Australia's Fertility rate is OK. Let’s keep it that way!
Should environmental organisations concerned about overpopulation enjoin Australians to have no more than two children each, for the good of the planet? Or, since our average fertility rate is below 2 children per person, should we instead congratulate Australians and ask them to keep it that way?
Where the average measure matters most
I have reservations about promoting small families in Australia. It is the average within a society that matters rather than individual cases. It could be off -putting for environmentalists who might already have 3 children but who may have a sister with none.
I think asking people to undertake this would be somewhat arbitrary, unnecessary, simplified and rigid. Given our fertility rate is less than 2 why would we make a point that the fertility rate needs this?
We could just as well campaign for large celibate communities which would also have the effect of reducing fertility.
The way our society is now structured with high housing/land prices, people can’t afford large families. I think we should make our vision for the country an attractive one that shows up the nastiness of the regime. Why should we be using this “stick” when governments and big business are using it for us with all the negative effects of ever-rising population – increased regulation, increased cost of land, overcrowding, loss of contact with nature, high power costs, declining wage-gains and workers' conditions etc. etc.)

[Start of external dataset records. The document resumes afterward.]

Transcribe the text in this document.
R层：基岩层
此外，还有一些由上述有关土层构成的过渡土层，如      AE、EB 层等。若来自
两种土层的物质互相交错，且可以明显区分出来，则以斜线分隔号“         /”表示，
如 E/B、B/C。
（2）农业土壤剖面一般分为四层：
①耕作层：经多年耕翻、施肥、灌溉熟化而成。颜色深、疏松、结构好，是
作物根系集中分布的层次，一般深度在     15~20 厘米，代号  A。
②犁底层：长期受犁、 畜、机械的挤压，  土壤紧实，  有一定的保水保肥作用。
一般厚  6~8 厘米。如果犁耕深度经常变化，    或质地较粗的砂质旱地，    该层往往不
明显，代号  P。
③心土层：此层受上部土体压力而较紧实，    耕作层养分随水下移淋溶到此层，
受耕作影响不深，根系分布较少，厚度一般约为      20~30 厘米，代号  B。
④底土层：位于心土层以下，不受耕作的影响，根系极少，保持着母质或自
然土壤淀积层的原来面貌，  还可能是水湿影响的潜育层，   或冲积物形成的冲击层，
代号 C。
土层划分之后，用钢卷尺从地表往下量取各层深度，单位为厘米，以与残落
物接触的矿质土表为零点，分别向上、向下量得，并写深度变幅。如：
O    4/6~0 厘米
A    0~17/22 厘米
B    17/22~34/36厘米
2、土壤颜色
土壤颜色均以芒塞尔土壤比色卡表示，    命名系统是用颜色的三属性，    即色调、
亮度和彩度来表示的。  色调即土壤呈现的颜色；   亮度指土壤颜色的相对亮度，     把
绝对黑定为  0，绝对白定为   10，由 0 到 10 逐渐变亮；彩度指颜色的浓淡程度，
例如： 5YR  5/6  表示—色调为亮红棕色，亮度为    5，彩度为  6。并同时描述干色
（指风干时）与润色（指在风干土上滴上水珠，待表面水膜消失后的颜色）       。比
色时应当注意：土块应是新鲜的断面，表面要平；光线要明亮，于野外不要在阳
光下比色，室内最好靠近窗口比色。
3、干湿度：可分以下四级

Why don’t environmentalists concerned with population growth commend the fertility rate as OK? - but let’s keep it that way!
There’s a slogan:
Fertility rate is OK. Let’s keep it that way! That’s positive and affirming - not rigid. It’s a carrot- rather than a stick! We can associate it with the good things about our life in Australia. We can present it to immigrants as a way of preserving and caring for the society they have chosen to adopt.
Growth lobby highjacked ideal society and made life hard for all
In reality our freedoms are being taken from us. That is unattractive I can’t see that asking people to take pledges on their future will make ecological sustainability and keeping natural environments safe attractive. The post 1970s period could have been fabulous for us without the push for more and more productivity, profits and population growth. The problem articulated in the 70s and the early 80s was, "How will we deal with our leisure in the future of the 3 and 4 day week?” It never happened- but it could have. If this brief glimpse of what was possible had played out with maybe lower productivity, lower impact, lower population growth, less work, greater leisure time, less development we would possibly have had an almost ideal society. This is what we need to latch onto, rather than pledges that would surely cause some cognitive dissonance and that people will not really want to make. This is a sacrifice. Who knows what one’s personal future holds? We should emphasize freedom not sacrifice.
Environmentalists need to find more agreement and cooperate in presenting an inspiring vision of what Australia’s our future could look like without the growth lobby dominating.
Our fertility rate is OK. Let's keep it that way!
Our immigration rate is too rapid. Let's cap it.